Into every game, a couple scenes that not everyone’s enjoying seem to fall. (Heck, even the enjoyment varies. Some people have characters who are into it but are dead bored themselves, or are enjoying the scene but the character has no use for it.) It’s reasonable not to be having fun. We aren’t a tabletopping hive-mind; there are plenty of different approaches and playstyles, not to mention plenty of different characters and personalities through which they’re filtered. And there are, technically, options. Sure, sometimes the scene is something that you can’t reasonably just exit—this is one of the reasons why I’m irritated by a disproportionate emphasis on combat—and sometimes, it’s something that you can’t do something about, but usually, there are options. And, of course, there’s asking if it’s possible to hurry things up, particularly if it looks like other people want to be doing something else, or are keeping the scene going for reasons that aren’t necessarily ‘because this sort of thing is fun’.

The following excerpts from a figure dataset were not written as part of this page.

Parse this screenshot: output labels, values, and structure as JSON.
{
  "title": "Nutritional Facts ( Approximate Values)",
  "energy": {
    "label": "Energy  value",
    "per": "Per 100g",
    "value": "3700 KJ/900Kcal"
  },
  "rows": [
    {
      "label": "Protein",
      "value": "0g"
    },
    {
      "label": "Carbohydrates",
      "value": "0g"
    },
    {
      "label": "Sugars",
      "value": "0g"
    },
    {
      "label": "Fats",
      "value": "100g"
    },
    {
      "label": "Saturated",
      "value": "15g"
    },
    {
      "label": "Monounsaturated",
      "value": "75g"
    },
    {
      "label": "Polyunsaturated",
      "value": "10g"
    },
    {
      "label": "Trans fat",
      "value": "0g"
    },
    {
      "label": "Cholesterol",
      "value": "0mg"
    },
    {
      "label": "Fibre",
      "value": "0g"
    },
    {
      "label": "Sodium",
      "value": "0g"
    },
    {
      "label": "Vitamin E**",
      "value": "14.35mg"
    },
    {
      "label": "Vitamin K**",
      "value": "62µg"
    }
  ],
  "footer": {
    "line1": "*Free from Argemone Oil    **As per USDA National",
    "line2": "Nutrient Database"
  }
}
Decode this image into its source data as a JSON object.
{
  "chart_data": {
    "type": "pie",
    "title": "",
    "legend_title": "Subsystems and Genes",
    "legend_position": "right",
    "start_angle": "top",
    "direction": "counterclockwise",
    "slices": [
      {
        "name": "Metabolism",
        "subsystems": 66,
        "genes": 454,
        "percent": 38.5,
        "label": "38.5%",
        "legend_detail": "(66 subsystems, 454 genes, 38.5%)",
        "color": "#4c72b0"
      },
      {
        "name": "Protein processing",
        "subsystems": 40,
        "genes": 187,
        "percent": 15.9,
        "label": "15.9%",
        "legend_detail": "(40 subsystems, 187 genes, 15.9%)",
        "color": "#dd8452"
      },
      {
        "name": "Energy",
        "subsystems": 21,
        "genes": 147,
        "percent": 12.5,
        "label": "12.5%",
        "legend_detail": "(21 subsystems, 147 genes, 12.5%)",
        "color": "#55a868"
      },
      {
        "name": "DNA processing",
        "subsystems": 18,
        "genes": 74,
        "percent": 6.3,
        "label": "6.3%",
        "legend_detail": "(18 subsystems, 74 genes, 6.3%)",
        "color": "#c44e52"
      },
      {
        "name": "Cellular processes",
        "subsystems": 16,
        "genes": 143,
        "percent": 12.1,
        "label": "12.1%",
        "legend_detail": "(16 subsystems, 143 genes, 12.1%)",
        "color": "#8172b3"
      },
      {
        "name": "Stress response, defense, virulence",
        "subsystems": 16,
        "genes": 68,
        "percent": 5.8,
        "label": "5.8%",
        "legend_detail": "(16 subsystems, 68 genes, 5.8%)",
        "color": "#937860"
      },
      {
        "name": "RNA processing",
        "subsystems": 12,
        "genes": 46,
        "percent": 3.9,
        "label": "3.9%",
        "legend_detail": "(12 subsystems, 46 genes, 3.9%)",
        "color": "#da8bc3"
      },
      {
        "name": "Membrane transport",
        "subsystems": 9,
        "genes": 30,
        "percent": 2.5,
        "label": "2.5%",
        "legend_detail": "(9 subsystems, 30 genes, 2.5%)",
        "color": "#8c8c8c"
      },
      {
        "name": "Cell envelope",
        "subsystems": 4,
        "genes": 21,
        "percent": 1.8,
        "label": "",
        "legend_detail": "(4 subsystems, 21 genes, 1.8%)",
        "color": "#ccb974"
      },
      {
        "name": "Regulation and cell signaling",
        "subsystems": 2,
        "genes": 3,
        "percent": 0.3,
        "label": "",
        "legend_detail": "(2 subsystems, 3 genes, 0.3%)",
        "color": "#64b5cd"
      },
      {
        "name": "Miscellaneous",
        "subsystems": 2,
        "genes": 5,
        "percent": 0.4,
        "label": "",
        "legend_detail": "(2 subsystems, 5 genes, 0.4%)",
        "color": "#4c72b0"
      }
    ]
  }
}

If you want the scene to be over, though, there are two major things that really aren’t going to do much but make things worse. (Note that this applies specifically to face to face games; due to some of the differences between speech and reading, there are a lot of things you can get away with via text that don’t work as well in person.)

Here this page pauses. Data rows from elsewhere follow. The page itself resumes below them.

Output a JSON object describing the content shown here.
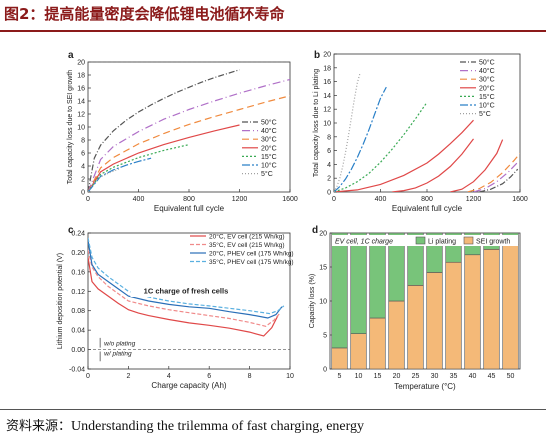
{
  "title": "图2：提高能量密度会降低锂电池循环寿命",
  "source": {
    "label": "资料来源：",
    "text": "Understanding the trilemma of fast charging, energy"
  },
  "chart_data": [
    {
      "panel": "a",
      "type": "line",
      "xlabel": "Equivalent full cycle",
      "ylabel": "Total capacity loss due to SEI growth",
      "xlim": [
        0,
        1600
      ],
      "ylim": [
        0,
        20
      ],
      "xticks": [
        0,
        400,
        800,
        1200,
        1600
      ],
      "yticks": [
        0,
        2,
        4,
        6,
        8,
        10,
        12,
        14,
        16,
        18,
        20
      ],
      "legend_position": "bottom-right",
      "reference_line": {
        "y": 20,
        "style": "dashed"
      },
      "series": [
        {
          "name": "50°C",
          "color": "#555555",
          "dash": "6 2 1 2",
          "x": [
            0,
            50,
            100,
            200,
            300,
            400,
            500,
            600,
            700,
            800,
            900,
            1000,
            1100,
            1200
          ],
          "y": [
            0,
            5.2,
            7.2,
            9.4,
            11.0,
            12.3,
            13.4,
            14.4,
            15.3,
            16.1,
            16.9,
            17.6,
            18.2,
            18.8
          ]
        },
        {
          "name": "40°C",
          "color": "#b070c8",
          "dash": "8 3 1 3",
          "x": [
            0,
            100,
            200,
            400,
            600,
            800,
            1000,
            1200,
            1400,
            1600
          ],
          "y": [
            0,
            5.0,
            7.0,
            9.3,
            11.2,
            12.7,
            14.0,
            15.2,
            16.3,
            17.3
          ]
        },
        {
          "name": "30°C",
          "color": "#f08a3e",
          "dash": "7 4",
          "x": [
            0,
            100,
            200,
            400,
            600,
            800,
            1000,
            1200,
            1400,
            1600
          ],
          "y": [
            0,
            3.7,
            5.3,
            7.4,
            9.0,
            10.4,
            11.6,
            12.7,
            13.8,
            14.8
          ]
        },
        {
          "name": "20°C",
          "color": "#e04848",
          "dash": "",
          "x": [
            0,
            100,
            200,
            400,
            600,
            800,
            1000,
            1200
          ],
          "y": [
            0,
            3.1,
            4.3,
            6.0,
            7.3,
            8.4,
            9.4,
            10.3
          ]
        },
        {
          "name": "15°C",
          "color": "#3aaa55",
          "dash": "2 2",
          "x": [
            0,
            100,
            200,
            400,
            600,
            800
          ],
          "y": [
            0,
            2.7,
            3.8,
            5.3,
            6.4,
            7.3
          ]
        },
        {
          "name": "10°C",
          "color": "#2a80c8",
          "dash": "8 2 2 2",
          "x": [
            0,
            100,
            200,
            300,
            400,
            500
          ],
          "y": [
            0,
            2.4,
            3.4,
            4.1,
            4.7,
            5.2
          ]
        },
        {
          "name": "5°C",
          "color": "#a0a0a0",
          "dash": "1 2",
          "x": [
            0,
            50,
            100,
            150,
            200,
            250
          ],
          "y": [
            0,
            1.6,
            2.3,
            2.8,
            3.2,
            3.6
          ]
        }
      ]
    },
    {
      "panel": "b",
      "type": "line",
      "xlabel": "Equivalent full cycle",
      "ylabel": "Total capacity loss due to Li plating",
      "xlim": [
        0,
        1600
      ],
      "ylim": [
        0,
        20
      ],
      "xticks": [
        0,
        400,
        800,
        1200,
        1600
      ],
      "yticks": [
        0,
        2,
        4,
        6,
        8,
        10,
        12,
        14,
        16,
        18,
        20
      ],
      "legend_position": "top-right",
      "series": [
        {
          "name": "50°C",
          "color": "#555555",
          "dash": "6 2 1 2",
          "x": [
            1250,
            1350,
            1450,
            1520,
            1580
          ],
          "y": [
            0,
            0.4,
            1.2,
            2.2,
            3.3
          ]
        },
        {
          "name": "40°C",
          "color": "#b070c8",
          "dash": "8 3 1 3",
          "x": [
            1200,
            1300,
            1400,
            1500,
            1580
          ],
          "y": [
            0,
            0.5,
            1.5,
            2.9,
            4.3
          ]
        },
        {
          "name": "30°C",
          "color": "#f08a3e",
          "dash": "7 4",
          "x": [
            1150,
            1250,
            1350,
            1450,
            1550,
            1600
          ],
          "y": [
            0,
            0.5,
            1.4,
            2.8,
            4.6,
            5.6
          ]
        },
        {
          "name": "20°C",
          "color": "#e04848",
          "dash": "",
          "x": [
            0,
            200,
            400,
            600,
            800,
            900,
            1000,
            1100,
            1200
          ],
          "y": [
            0,
            0.3,
            1.1,
            2.4,
            4.2,
            5.5,
            7.0,
            8.6,
            10.4
          ]
        },
        {
          "name": "15°C",
          "color": "#3aaa55",
          "dash": "2 2",
          "x": [
            0,
            100,
            200,
            300,
            400,
            500,
            600,
            700,
            800
          ],
          "y": [
            0,
            0.6,
            1.5,
            2.7,
            4.3,
            6.2,
            8.3,
            10.6,
            13.0
          ]
        },
        {
          "name": "10°C",
          "color": "#2a80c8",
          "dash": "8 2 2 2",
          "x": [
            0,
            50,
            100,
            150,
            200,
            250,
            300,
            350,
            400,
            450
          ],
          "y": [
            0,
            0.8,
            1.9,
            3.3,
            5.0,
            6.9,
            9.0,
            11.3,
            13.6,
            15.2
          ]
        },
        {
          "name": "5°C",
          "color": "#a0a0a0",
          "dash": "1 2",
          "x": [
            0,
            25,
            50,
            75,
            100,
            125,
            150,
            175,
            200,
            225
          ],
          "y": [
            0,
            0.8,
            2.0,
            3.7,
            5.8,
            8.2,
            10.8,
            13.4,
            15.8,
            17.3
          ]
        },
        {
          "name": "",
          "color": "#e04848",
          "dash": "",
          "x": [
            500,
            600,
            700,
            800,
            900,
            1000,
            1100,
            1200
          ],
          "y": [
            0,
            0.2,
            0.6,
            1.3,
            2.3,
            3.7,
            5.5,
            7.7
          ]
        },
        {
          "name": "",
          "color": "#e04848",
          "dash": "",
          "x": [
            1000,
            1100,
            1200,
            1300,
            1400,
            1450
          ],
          "y": [
            0,
            0.4,
            1.5,
            3.2,
            5.6,
            7.6
          ]
        }
      ]
    },
    {
      "panel": "c",
      "type": "line",
      "xlabel": "Charge capacity (Ah)",
      "ylabel": "Lithium deposition potential (V)",
      "xlim": [
        0,
        10
      ],
      "ylim": [
        -0.04,
        0.24
      ],
      "xticks": [
        0,
        2,
        4,
        6,
        8,
        10
      ],
      "yticks": [
        -0.04,
        0.0,
        0.04,
        0.08,
        0.12,
        0.16,
        0.2,
        0.24
      ],
      "legend_position": "top-right",
      "reference_line": {
        "y": 0,
        "style": "dashed"
      },
      "annotations": {
        "box_text": "1C charge of fresh cells",
        "above": "w/o plating",
        "below": "w/ plating"
      },
      "series": [
        {
          "name": "20°C, EV cell (215 Wh/kg)",
          "color": "#e04848",
          "dash": "",
          "x": [
            0,
            0.2,
            0.5,
            1,
            1.5,
            2,
            2.5,
            3,
            4,
            5,
            6,
            7,
            8,
            8.7,
            9.1,
            9.4
          ],
          "y": [
            0.19,
            0.14,
            0.125,
            0.11,
            0.095,
            0.082,
            0.075,
            0.07,
            0.062,
            0.055,
            0.05,
            0.044,
            0.036,
            0.028,
            0.045,
            0.07
          ]
        },
        {
          "name": "35°C, EV cell (215 Wh/kg)",
          "color": "#f08a8a",
          "dash": "4 2",
          "x": [
            0,
            0.2,
            0.5,
            1,
            1.5,
            2,
            3,
            4,
            5,
            6,
            7,
            8,
            8.8,
            9.2,
            9.5
          ],
          "y": [
            0.205,
            0.17,
            0.15,
            0.13,
            0.115,
            0.1,
            0.09,
            0.082,
            0.076,
            0.07,
            0.064,
            0.056,
            0.048,
            0.06,
            0.075
          ]
        },
        {
          "name": "20°C, PHEV cell (175 Wh/kg)",
          "color": "#2a6fb8",
          "dash": "",
          "x": [
            0,
            0.2,
            0.5,
            1,
            1.5,
            2,
            3,
            4,
            5,
            6,
            7,
            8,
            8.9,
            9.3,
            9.6
          ],
          "y": [
            0.225,
            0.175,
            0.155,
            0.14,
            0.125,
            0.11,
            0.1,
            0.093,
            0.088,
            0.085,
            0.078,
            0.072,
            0.065,
            0.072,
            0.088
          ]
        },
        {
          "name": "35°C, PHEV cell (175 Wh/kg)",
          "color": "#5ab0e0",
          "dash": "4 2",
          "x": [
            0,
            0.2,
            0.5,
            1,
            1.5,
            2,
            3,
            4,
            5,
            6,
            7,
            8,
            9,
            9.4,
            9.7
          ],
          "y": [
            0.23,
            0.19,
            0.168,
            0.15,
            0.135,
            0.12,
            0.108,
            0.1,
            0.094,
            0.09,
            0.085,
            0.08,
            0.074,
            0.08,
            0.09
          ]
        }
      ]
    },
    {
      "panel": "d",
      "type": "bar",
      "stacked": true,
      "xlabel": "Temperature (°C)",
      "ylabel": "Capacity loss (%)",
      "ylim": [
        0,
        20
      ],
      "yticks": [
        0,
        5,
        10,
        15,
        20
      ],
      "legend_text": "EV cell, 1C charge",
      "categories": [
        "5",
        "10",
        "15",
        "20",
        "25",
        "30",
        "35",
        "40",
        "45",
        "50"
      ],
      "series": [
        {
          "name": "SEI growth",
          "color": "#f4b978",
          "values": [
            3.1,
            5.2,
            7.5,
            10.0,
            12.3,
            14.2,
            15.7,
            16.8,
            17.6,
            18.3
          ]
        },
        {
          "name": "Li plating",
          "color": "#78c47a",
          "values": [
            16.9,
            14.8,
            12.5,
            10.0,
            7.7,
            5.8,
            4.3,
            3.2,
            2.4,
            1.7
          ]
        }
      ]
    }
  ]
}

The first is to start planning for the next scene in the middle of the current one. There are circumstances in which this works. If you’re not in the scene, and you’re planning with someone else who’s not in the scene, awesome. Power to you. You’re keeping two otherwise bored people busy and ensuring that the next scene will be moved along rather than being stalled with more dithering and last-minute decisions. On the other hand, if you’re trying to plan with people who are busy trying to handle an interaction heavy in mental processing, then best case scenario is that they’re going to ask you to please stop distracting them, and the worst is that you’re going to distract them, make the scene take even longer, and irritate them in the process.

The second is to go off and do something else in character—and expect it to be played out in detail. Wandering off is a perfectly valid means of getting out of a scene and limiting one’s interaction with what’s going on, and yes, it’s reasonable to find something that the character who just wandered off can go do. On the other hand, the more attention the GM has to give to the wandering off, the less attention can be spent on attempting to bring the scene to its expected conclusion. If the GM isn’t a particularly good multitasker—or if the GM is but is having to manage too many splits in the party—this isn’t going to end well.

All in all, it’s much better to either find an IC way to hurry things along, or to make an OOC request for things to be smoothed out a little. If you’re not having fun, there’s no guarantee that everyone else is—and if someone else isn’t having fun but hasn’t gotten what they need from the scene, stretching it out is not going to help.


  1. Sean Holland says:

    Valid points, if you want a scene to end don’t make it more difficult for the people involved to conclude it.